When the agent receives a reward from an arm, its future behavior shifts as if it has updated a belief distribution. High rewards on an arm increase the probability of pulling that arm again, but not monotonically — the agent shows diminishing returns from additional samples of the same arm, consistent with Bayesian updating where the posterior narrows.
The agent preferentially explores actions it is uncertain about. Arms that haven't been pulled receive more exploration, especially in early episodes. This mirrors UCB-style optimism in the face of uncertainty — but the RNN wasn't told to do this. It discovered this strategy through optimization pressure.
Schematic of how the RNN's hidden state implements implicit posterior updating. After each reward, the effective "belief" over arm quality narrows. Blue = prior/wide uncertainty, teal = posterior after observations.

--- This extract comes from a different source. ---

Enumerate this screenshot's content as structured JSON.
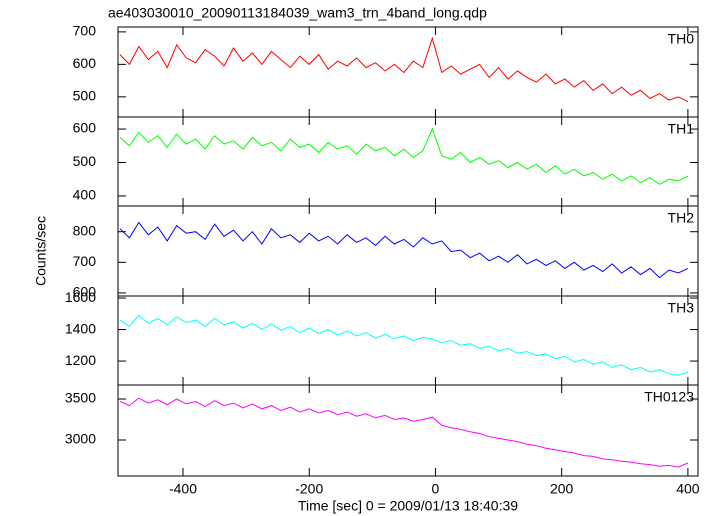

Bayesian RL (Strens, 2000; Ghavamzadeh et al., 2015): The theoretical framework for incorporating prior knowledge into RL. RL² can be seen as an approximate, scalable implementation of Bayesian RL — the RNN implicitly performs Bayesian inference in its hidden state.
Learning to learn (Thrun & Pratt, 1998): The broader meta-learning program. RL² instantiates this idea in RL by encoding the learning algorithm in a neural network.
Memory-Augmented Neural Networks (Santoro et al., 2016): Used external memory for meta-learning in supervised settings. RL² achieves similar goals using only the RNN's internal hidden state.
MAML (Finn et al., 2017): Model-Agnostic Meta-Learning takes a different approach — learn an initialization that can be quickly fine-tuned with a few gradient steps. MAML does explicit gradient updates in the inner loop; RL² does implicit adaptation via forward dynamics. Both are meta-learning, but with fundamentally different inner-loop mechanisms.
In-Context Learning in LLMs (Brown et al., 2020): GPT-3's ability to learn from examples in its context window is strikingly similar to RL². A transformer is trained on many tasks (outer loop); at inference, it adapts to new tasks via its forward pass (inner loop) without weight updates. RL² arguably foreshadowed this phenomenon — both show that a sequence model trained on many tasks can implement a learning algorithm in its activations.
Decision Transformers (Chen et al., 2021): Formulate RL as sequence modeling, feeding (s, a, r) tuples to a transformer. This extends the RL² philosophy: instead of an RNN, use a transformer as the "learning algorithm."